Well, well, well. So Mister Trump is going to meet with the leader of North Korea. Stunning. For someone who's universally castigated as being a clueless, all thumbs palooka of a leader, this fellow sure gets a lot of things done. Very significant things. One might even say world transforming.
You can hate him, berate him, and try very hard to minimize any of his accomplishments, but President Trump is starting to tip the arguments his way.
President Trump has his own methods, and although they're not spiritually framed like MLK's were, they are just as shrewd.
The President's critics are practically foaming at the mouth, and aren't capable of having any rational discourse with regard to Mr Trump. This new breakthrough with North Korea is so important in the light of world power and security, and so clearly positive, that there's almost no basis on which to criticize it, or him.
This creates a great dilemma. To acknowledge the obvious, that Trump is moving in the right direction, is heretical. At no stage will those who oppose the President ever acquiesce in the slightest. But how does one argue against Trump when there's such obvious evidence that the man is breaking through in world diplomacy? And on a level not seen since Nixon thawing the frosty Chinese. Nixon never got the Peace Prize, but his accomplishment was so objectively worthy the Nobel committee had to give it to someone associated with the détente.
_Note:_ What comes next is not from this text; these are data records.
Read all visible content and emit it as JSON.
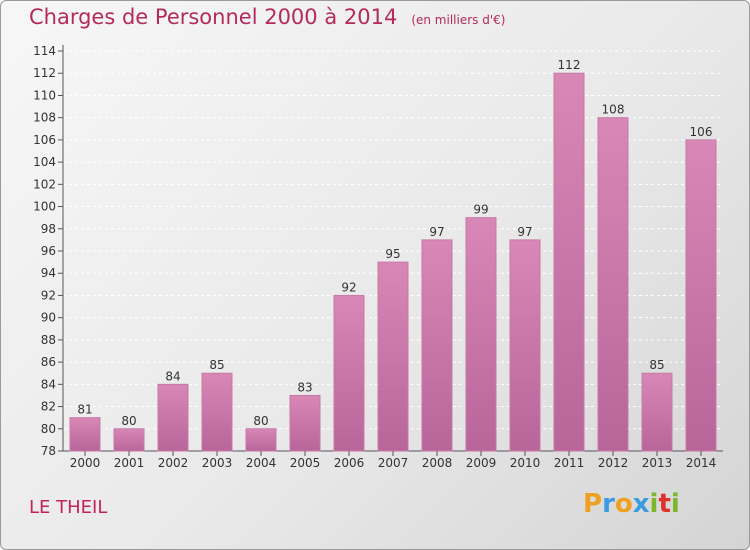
{
  "title": "Charges de Personnel 2000 à 2014",
  "subtitle": "(en milliers d'€)",
  "place": "LE THEIL",
  "logo": {
    "letters": [
      "P",
      "r",
      "o",
      "x",
      "i",
      "t",
      "i"
    ],
    "colors": [
      "#f0a020",
      "#3a9be0",
      "#f0a020",
      "#3a9be0",
      "#7ab82a",
      "#e0302a",
      "#7ab82a"
    ]
  },
  "colors": {
    "bar": "#d987b6",
    "bar_dark": "#b8669a",
    "text": "#b42a5c"
  },
  "chart_data": {
    "type": "bar",
    "categories": [
      "2000",
      "2001",
      "2002",
      "2003",
      "2004",
      "2005",
      "2006",
      "2007",
      "2008",
      "2009",
      "2010",
      "2011",
      "2012",
      "2013",
      "2014"
    ],
    "values": [
      81,
      80,
      84,
      85,
      80,
      83,
      92,
      95,
      97,
      99,
      97,
      112,
      108,
      85,
      106
    ],
    "ylim": [
      78,
      114
    ],
    "yticks": [
      78,
      80,
      82,
      84,
      86,
      88,
      90,
      92,
      94,
      96,
      98,
      100,
      102,
      104,
      106,
      108,
      110,
      112,
      114
    ],
    "grid": true,
    "title": "Charges de Personnel 2000 à 2014",
    "xlabel": "",
    "ylabel": ""
  }
}
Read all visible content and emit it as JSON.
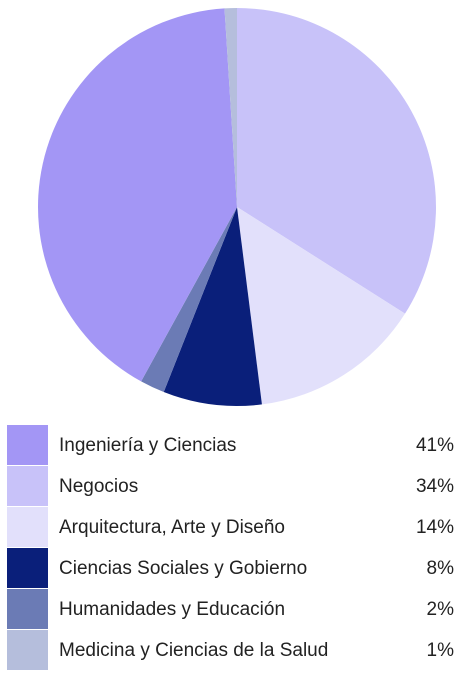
{
  "chart_data": {
    "type": "pie",
    "categories": [
      "Ingeniería y Ciencias",
      "Negocios",
      "Arquitectura, Arte y Diseño",
      "Ciencias Sociales y Gobierno",
      "Humanidades y Educación",
      "Medicina y Ciencias de la Salud"
    ],
    "values": [
      41,
      34,
      14,
      8,
      2,
      1
    ],
    "value_labels": [
      "41%",
      "34%",
      "14%",
      "8%",
      "2%",
      "1%"
    ],
    "colors": [
      "#a396f5",
      "#c8c2f9",
      "#e2e0fb",
      "#0a1f7a",
      "#6b7bb5",
      "#b5bedc"
    ]
  }
}
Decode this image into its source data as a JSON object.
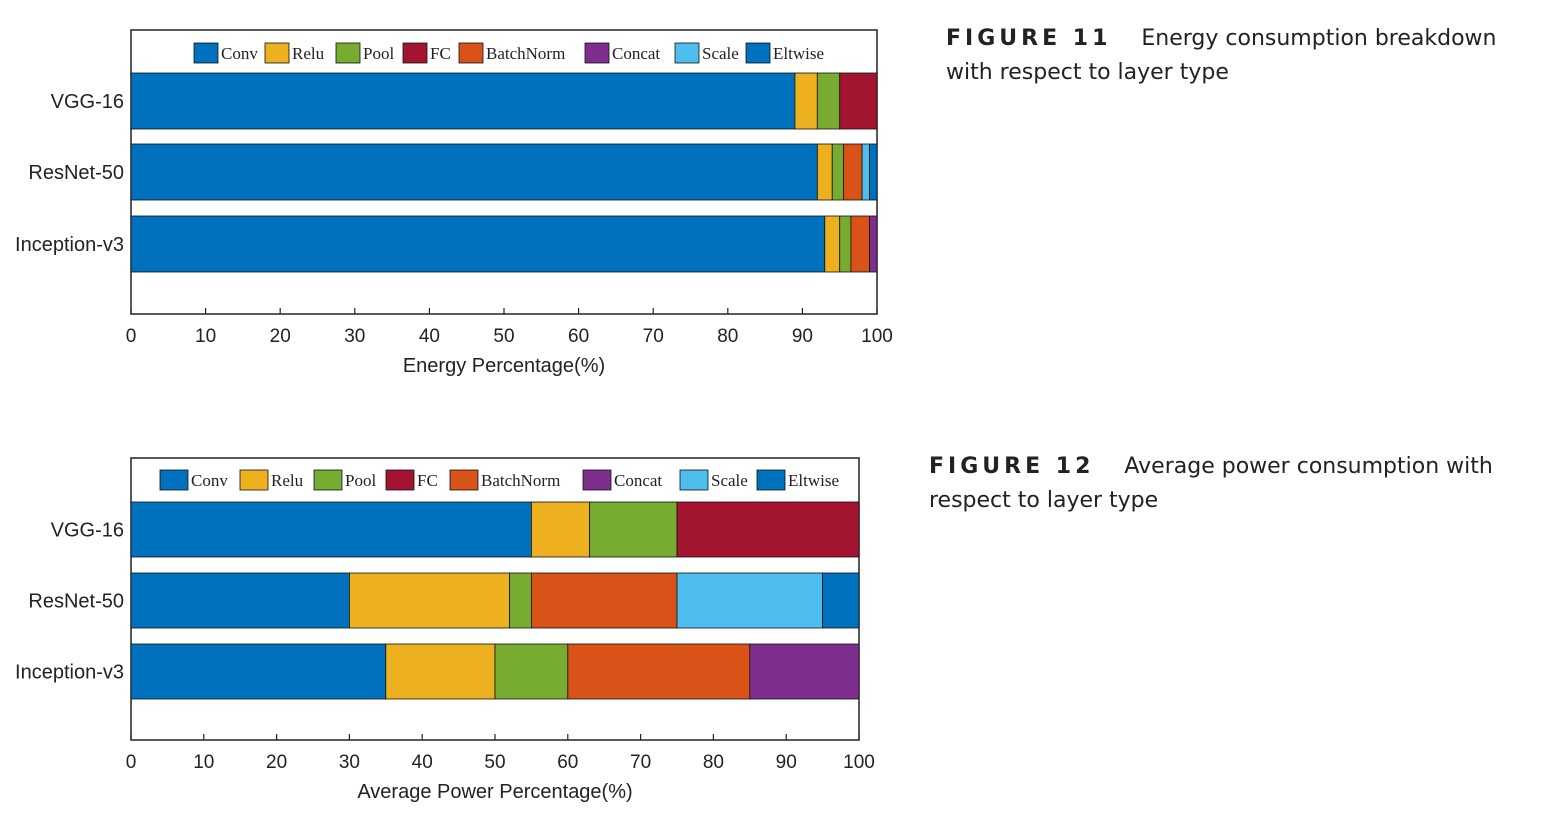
{
  "colors": {
    "Conv": "#0072bd",
    "Relu": "#edb120",
    "Pool": "#77ac30",
    "FC": "#a2142f",
    "BatchNorm": "#d95319",
    "Concat": "#7e2f8e",
    "Scale": "#4dbeee",
    "Eltwise": "#0072bd"
  },
  "captions": [
    {
      "label": "FIGURE 11",
      "text": "Energy consumption breakdown with respect to layer type"
    },
    {
      "label": "FIGURE 12",
      "text": "Average power consumption with respect to layer type"
    }
  ],
  "chart_data": [
    {
      "type": "bar",
      "orientation": "horizontal",
      "stacked": true,
      "categories": [
        "VGG-16",
        "ResNet-50",
        "Inception-v3"
      ],
      "xlabel": "Energy Percentage(%)",
      "xlim": [
        0,
        100
      ],
      "xticks": [
        0,
        10,
        20,
        30,
        40,
        50,
        60,
        70,
        80,
        90,
        100
      ],
      "legend": "top",
      "series": [
        {
          "name": "Conv",
          "values": [
            89,
            92,
            93
          ]
        },
        {
          "name": "Relu",
          "values": [
            3,
            2,
            2
          ]
        },
        {
          "name": "Pool",
          "values": [
            3,
            1.5,
            1.5
          ]
        },
        {
          "name": "FC",
          "values": [
            5,
            0,
            0
          ]
        },
        {
          "name": "BatchNorm",
          "values": [
            0,
            2.5,
            2.5
          ]
        },
        {
          "name": "Concat",
          "values": [
            0,
            0,
            1
          ]
        },
        {
          "name": "Scale",
          "values": [
            0,
            1,
            0
          ]
        },
        {
          "name": "Eltwise",
          "values": [
            0,
            1,
            0
          ]
        }
      ]
    },
    {
      "type": "bar",
      "orientation": "horizontal",
      "stacked": true,
      "categories": [
        "VGG-16",
        "ResNet-50",
        "Inception-v3"
      ],
      "xlabel": "Average Power Percentage(%)",
      "xlim": [
        0,
        100
      ],
      "xticks": [
        0,
        10,
        20,
        30,
        40,
        50,
        60,
        70,
        80,
        90,
        100
      ],
      "legend": "top",
      "series": [
        {
          "name": "Conv",
          "values": [
            55,
            30,
            35
          ]
        },
        {
          "name": "Relu",
          "values": [
            8,
            22,
            15
          ]
        },
        {
          "name": "Pool",
          "values": [
            12,
            3,
            10
          ]
        },
        {
          "name": "FC",
          "values": [
            25,
            0,
            0
          ]
        },
        {
          "name": "BatchNorm",
          "values": [
            0,
            20,
            25
          ]
        },
        {
          "name": "Concat",
          "values": [
            0,
            0,
            15
          ]
        },
        {
          "name": "Scale",
          "values": [
            0,
            20,
            0
          ]
        },
        {
          "name": "Eltwise",
          "values": [
            0,
            5,
            0
          ]
        }
      ]
    }
  ]
}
So they gave it to his Secretary of State. Anyone but Nixon.
Martin Luther King was awarded the Nobel Peace Prize in 1964, the same year 'Why We Can't Wait' was published. The prize was given because of what King had accomplished in the Birmingham march the previous year, and for the sentiment expressed in his book, including his 'ten commandments.'
In 2018, King (and Mandela, ironically) is seen as a bit of an embarrassment by the racist left. Not militant enough. Too willing to refrain from judging others on the color of their skin, seeing the content of a person's character as more important. How quaint. Fifteen years before MLK made his Birmingham march, Miles Davis rejected Louis Armstrong, because of how willing Satchmo was to perform with white musicians, and because he didn't show sufficient race rage. In the same way, today's race militants demand unbridled anger. This is a mistake.Racism and prejudice are terrible and destructive, no matter the color of the person practicing them. No one gets a pass. Not even great musicians.
Real leadership is when one is willing to sit down with an adversary, and hammer out a solution. Martin Luther King was a great man, and thoroughly deserved his Peace Prize. He was a disruptor who changed America. Donald Trump is a disruptor of a different kind, but no less compelling. He's about to confound his critics once again. Let's hope their heads don't explode.